Per la stazione appaltante, quindi, le misure di self-cleaning implicano un diritto/dovere, in quanto, da un lato, deve tutelare l’integrità del sistema e assicurare che l’affidamento avvenga solo a soggetti affidabili, e, dall’altro lato, è tenuta a valutare in modo proporzionato e motivato la possibilità di “recupero” dell’operatore economico, evitando esclusioni (anche) automatiche e garantendo il pieno dispiegamento della concorrenza.
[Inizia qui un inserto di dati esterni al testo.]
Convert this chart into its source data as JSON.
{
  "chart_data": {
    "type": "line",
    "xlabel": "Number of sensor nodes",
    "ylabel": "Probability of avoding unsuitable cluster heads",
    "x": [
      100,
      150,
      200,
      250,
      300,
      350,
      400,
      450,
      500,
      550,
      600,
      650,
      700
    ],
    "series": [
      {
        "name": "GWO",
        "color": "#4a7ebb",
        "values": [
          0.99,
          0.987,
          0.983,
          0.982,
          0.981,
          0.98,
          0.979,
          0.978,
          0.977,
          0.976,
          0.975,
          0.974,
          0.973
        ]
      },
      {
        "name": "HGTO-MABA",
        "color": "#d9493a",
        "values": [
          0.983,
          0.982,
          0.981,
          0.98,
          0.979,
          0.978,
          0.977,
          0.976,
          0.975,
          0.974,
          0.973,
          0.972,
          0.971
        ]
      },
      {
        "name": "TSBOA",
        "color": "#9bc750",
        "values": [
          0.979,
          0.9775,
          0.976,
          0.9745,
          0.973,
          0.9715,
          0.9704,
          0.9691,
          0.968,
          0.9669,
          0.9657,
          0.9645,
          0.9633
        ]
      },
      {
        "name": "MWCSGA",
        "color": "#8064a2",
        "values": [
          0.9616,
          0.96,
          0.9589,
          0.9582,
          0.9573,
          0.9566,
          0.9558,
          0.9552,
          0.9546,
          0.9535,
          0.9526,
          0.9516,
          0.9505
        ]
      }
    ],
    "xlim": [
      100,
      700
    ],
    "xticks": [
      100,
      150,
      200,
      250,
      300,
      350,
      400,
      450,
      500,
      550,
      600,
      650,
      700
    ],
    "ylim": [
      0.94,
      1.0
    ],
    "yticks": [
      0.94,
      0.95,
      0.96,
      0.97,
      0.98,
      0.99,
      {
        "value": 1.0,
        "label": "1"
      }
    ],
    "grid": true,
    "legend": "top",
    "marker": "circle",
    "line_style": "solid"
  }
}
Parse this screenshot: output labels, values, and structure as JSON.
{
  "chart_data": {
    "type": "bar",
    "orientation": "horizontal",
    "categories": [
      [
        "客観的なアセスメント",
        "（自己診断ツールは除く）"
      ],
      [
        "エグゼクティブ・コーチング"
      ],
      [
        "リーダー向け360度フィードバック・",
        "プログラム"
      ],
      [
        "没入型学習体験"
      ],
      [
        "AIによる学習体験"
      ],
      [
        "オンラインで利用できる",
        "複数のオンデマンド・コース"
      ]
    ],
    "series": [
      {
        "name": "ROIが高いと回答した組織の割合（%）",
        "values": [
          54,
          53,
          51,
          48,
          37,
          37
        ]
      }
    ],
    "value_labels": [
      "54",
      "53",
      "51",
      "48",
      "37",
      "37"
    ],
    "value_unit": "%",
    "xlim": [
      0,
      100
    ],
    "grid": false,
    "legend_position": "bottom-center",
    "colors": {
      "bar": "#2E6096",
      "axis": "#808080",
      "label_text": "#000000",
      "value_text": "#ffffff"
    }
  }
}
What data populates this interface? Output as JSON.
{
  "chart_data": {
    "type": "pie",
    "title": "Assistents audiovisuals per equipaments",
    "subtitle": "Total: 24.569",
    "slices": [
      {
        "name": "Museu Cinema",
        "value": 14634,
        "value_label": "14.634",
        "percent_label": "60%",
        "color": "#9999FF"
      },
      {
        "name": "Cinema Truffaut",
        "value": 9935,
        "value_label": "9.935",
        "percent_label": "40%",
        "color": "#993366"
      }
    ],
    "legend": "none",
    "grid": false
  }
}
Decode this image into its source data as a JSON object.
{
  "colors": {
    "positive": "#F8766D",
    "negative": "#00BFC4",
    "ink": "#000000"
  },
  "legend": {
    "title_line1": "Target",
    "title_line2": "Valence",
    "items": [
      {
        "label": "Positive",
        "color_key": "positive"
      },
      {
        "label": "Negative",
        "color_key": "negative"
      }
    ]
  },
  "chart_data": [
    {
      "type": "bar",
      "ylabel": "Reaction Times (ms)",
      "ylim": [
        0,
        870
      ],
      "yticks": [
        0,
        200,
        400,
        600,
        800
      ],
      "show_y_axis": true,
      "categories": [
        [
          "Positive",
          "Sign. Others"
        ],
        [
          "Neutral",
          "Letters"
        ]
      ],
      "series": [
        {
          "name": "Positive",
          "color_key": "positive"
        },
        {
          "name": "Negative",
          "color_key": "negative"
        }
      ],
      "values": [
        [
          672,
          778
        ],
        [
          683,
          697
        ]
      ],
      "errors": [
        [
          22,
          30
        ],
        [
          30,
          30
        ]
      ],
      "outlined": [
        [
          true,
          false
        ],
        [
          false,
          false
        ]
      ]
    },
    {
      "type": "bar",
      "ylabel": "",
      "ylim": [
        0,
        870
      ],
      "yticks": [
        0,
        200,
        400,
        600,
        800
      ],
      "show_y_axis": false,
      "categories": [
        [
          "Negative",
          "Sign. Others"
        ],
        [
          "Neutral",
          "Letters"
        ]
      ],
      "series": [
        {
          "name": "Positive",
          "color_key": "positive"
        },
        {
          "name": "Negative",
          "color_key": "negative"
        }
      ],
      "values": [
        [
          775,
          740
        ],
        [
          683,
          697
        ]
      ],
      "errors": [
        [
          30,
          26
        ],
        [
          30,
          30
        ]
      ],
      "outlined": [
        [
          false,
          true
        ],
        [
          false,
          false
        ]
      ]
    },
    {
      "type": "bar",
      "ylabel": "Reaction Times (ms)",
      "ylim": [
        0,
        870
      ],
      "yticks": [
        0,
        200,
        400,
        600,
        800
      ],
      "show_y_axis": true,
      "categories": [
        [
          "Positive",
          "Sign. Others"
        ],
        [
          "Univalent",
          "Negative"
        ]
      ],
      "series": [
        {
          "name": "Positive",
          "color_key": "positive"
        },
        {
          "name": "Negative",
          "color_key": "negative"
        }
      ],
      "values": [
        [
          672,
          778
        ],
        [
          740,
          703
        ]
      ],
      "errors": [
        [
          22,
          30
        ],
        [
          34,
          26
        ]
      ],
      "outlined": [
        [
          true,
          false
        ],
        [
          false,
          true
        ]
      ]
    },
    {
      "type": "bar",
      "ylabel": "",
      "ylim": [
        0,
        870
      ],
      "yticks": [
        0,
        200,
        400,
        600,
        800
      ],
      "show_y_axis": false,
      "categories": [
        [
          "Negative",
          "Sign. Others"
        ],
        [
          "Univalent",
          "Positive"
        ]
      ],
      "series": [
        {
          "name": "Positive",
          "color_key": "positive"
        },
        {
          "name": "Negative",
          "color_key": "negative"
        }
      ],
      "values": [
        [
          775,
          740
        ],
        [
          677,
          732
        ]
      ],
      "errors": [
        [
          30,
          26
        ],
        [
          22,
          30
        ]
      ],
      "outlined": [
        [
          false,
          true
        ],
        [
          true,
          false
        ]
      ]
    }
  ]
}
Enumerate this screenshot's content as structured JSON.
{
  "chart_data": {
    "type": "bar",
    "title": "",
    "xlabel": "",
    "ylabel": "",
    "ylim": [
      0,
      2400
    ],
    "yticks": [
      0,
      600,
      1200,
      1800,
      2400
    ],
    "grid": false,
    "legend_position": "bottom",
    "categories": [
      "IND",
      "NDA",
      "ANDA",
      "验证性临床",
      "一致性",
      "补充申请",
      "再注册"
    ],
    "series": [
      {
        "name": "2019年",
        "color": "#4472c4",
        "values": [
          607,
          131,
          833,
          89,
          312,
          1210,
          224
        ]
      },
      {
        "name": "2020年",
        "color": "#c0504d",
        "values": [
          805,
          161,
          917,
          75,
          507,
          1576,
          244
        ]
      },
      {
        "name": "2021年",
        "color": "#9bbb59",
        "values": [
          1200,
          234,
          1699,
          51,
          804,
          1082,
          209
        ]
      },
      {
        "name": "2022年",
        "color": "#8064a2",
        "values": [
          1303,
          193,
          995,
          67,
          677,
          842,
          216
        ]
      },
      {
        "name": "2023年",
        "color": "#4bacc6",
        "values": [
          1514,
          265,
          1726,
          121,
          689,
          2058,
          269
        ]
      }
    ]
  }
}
Il tutto basandosi su un apprezzamento discrezionale, sindacabile in sede giurisdizionale solo in caso di manifesta illogicità o abnormità.
Per l’operatore economico, il self-cleaning è un diritto, che offre una seconda possibilità, implicante tuttavia l’onere di comunicare alla stazione appaltante l’esistenza della causa di esclusione e di dimostrare la propria reazione alla stessa, il proprio ravvedimento, con misure concrete, sufficienti e tempestive.
Le misure di self-cleaning e la loro efficacia rappresentano, dunque, l’ago della bilancia tra le cause di esclusione e i principi di proporzionalità e di favor partecipationis, meritando quindi un focus.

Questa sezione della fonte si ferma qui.